The complexation of analytes with bonded functional groups in HILIC has been used for the selective separation of the anticancer drug cisplatin (cis-diammindichloroplatinum(II)) from trans-diammindichloroplatinum (II) and decomposition products by using Lichrosorb-NH2 column and acetonitrile – water (70 : 30 v/v) mixture as mobile phase [8]. Later, Falta et al. used Phenomenex Luna NH2 column for the separation of cisplatin, carboplatin, and oxaliplatin using descending acetonitrile gradient elution with acetonitrile- 0.05% formic acid eluent [9]. Strong complexing properties have been reported for classic Polycat A column packed with polyaspartic acid functionalized silica [10], [11], [12]. Potentially, a significant coordination of metals can be also expected for cyano-, mercaptoethanol-, amido-, phosphorylcholine (SeQuant®ZIC®-cHILIC) [13] and some other bonded HILIC stationary phases.

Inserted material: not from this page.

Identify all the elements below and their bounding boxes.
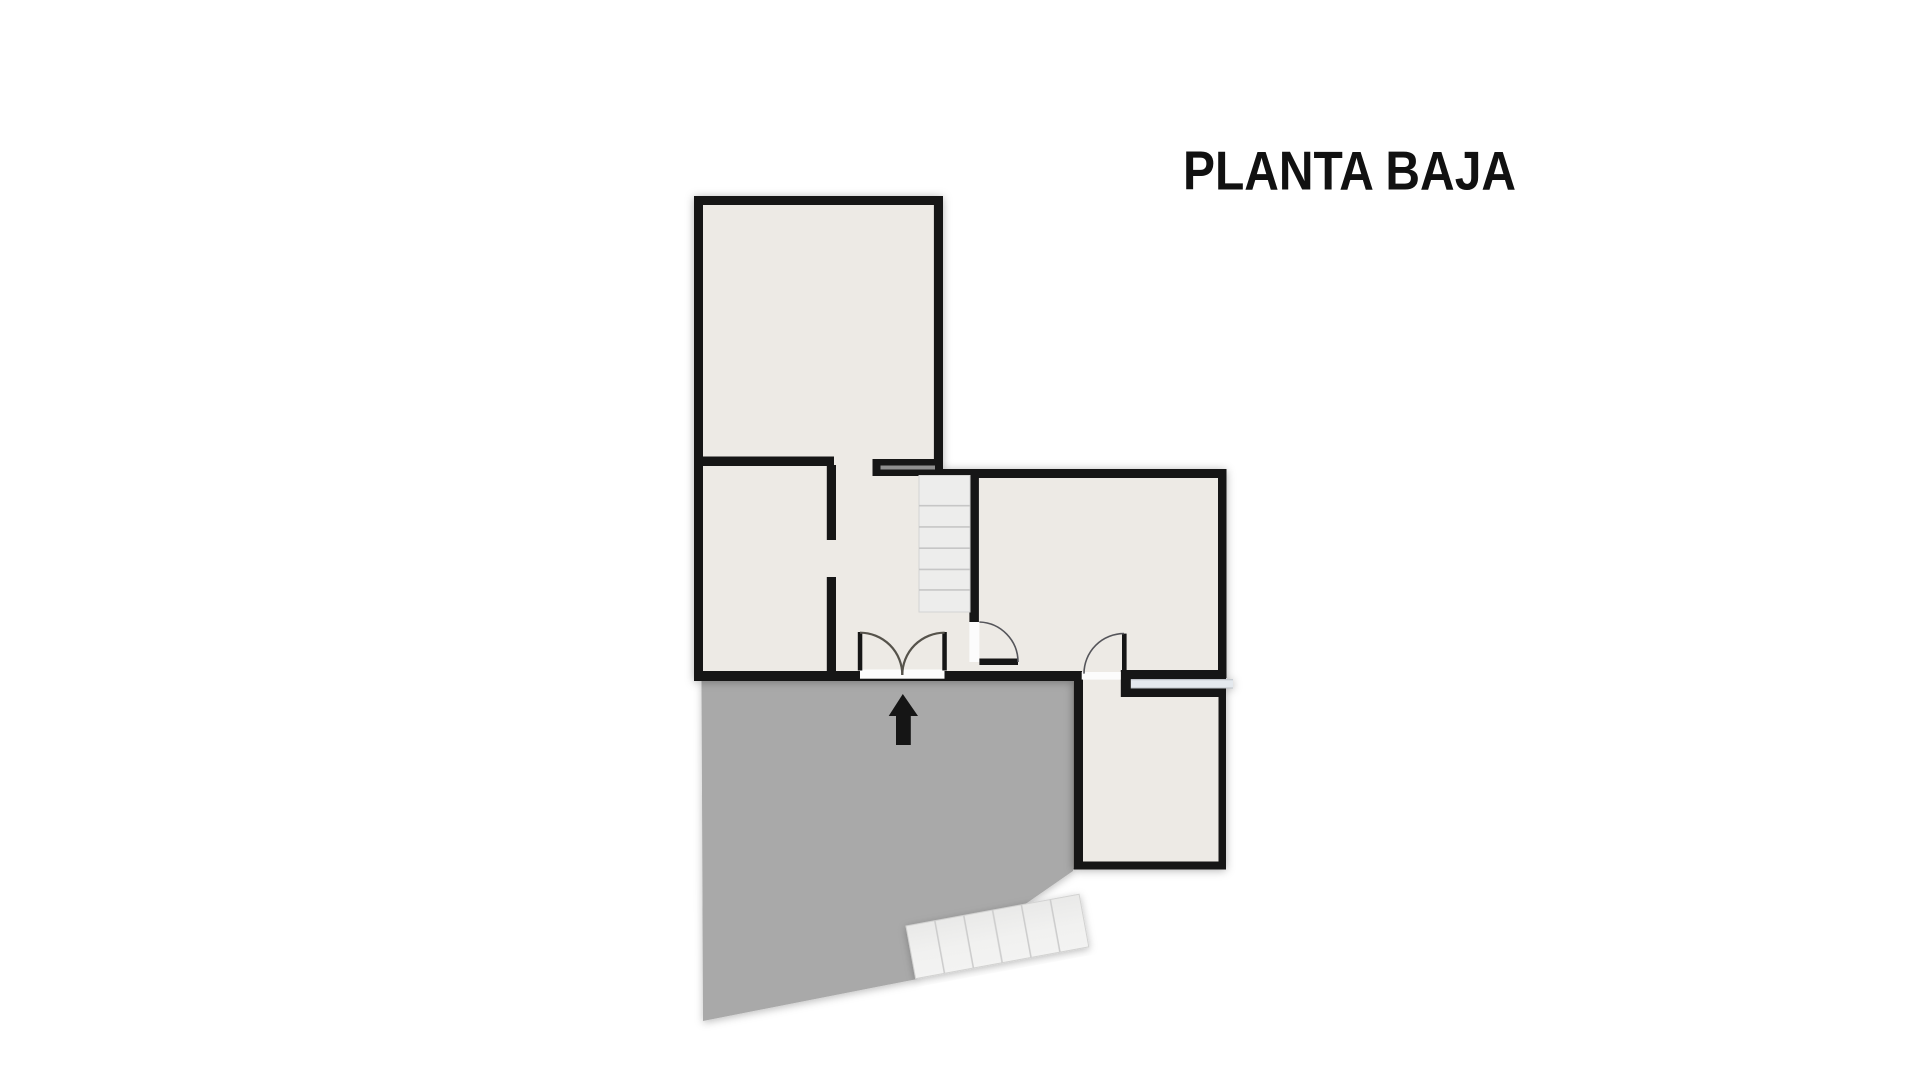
svg-text:PLANTA BAJA: PLANTA BAJA [1183,140,1516,202]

The coordination of sugars on metal ions has been exploited for their separation using sulfonated poly(styrene-divinylbenzene) gel type cation exchangers loaded with Ca2+ and La3+ with eluents containing up to 30% acetonitrile or 50% ethanol in water as the mobile phase [14]. Such content of organic solvent in the eluent is lower as compared with that normally used for the separation of carbohydrates in HILIC. However, the authors underlined that the Ca2+ and La3+ stability constants for all complexing compounds are from three to ten times higher in water – ethanol (50:50) and from two to five times higher in water – acetonitrile (70:30) mixtures than in water [15].

Obviously, the complexation in the stationary phase can modify the separation selectivity of carbohydrates under HILIC mode, especially in the eluents enriched with organic solvents. In this study, properties of a hydrophilic complexing sorbent based on silica gel with grafted groups of 2-hydroxyethyliminodiacetic acid (HEIDA-silica) in free form (H+ form) [16,17] and in the form of complexes with metal ions (Ca2+, Pb2+, and La3+) was investigated under HILIC conditions with mono-, di-, and trisaccharides as probes.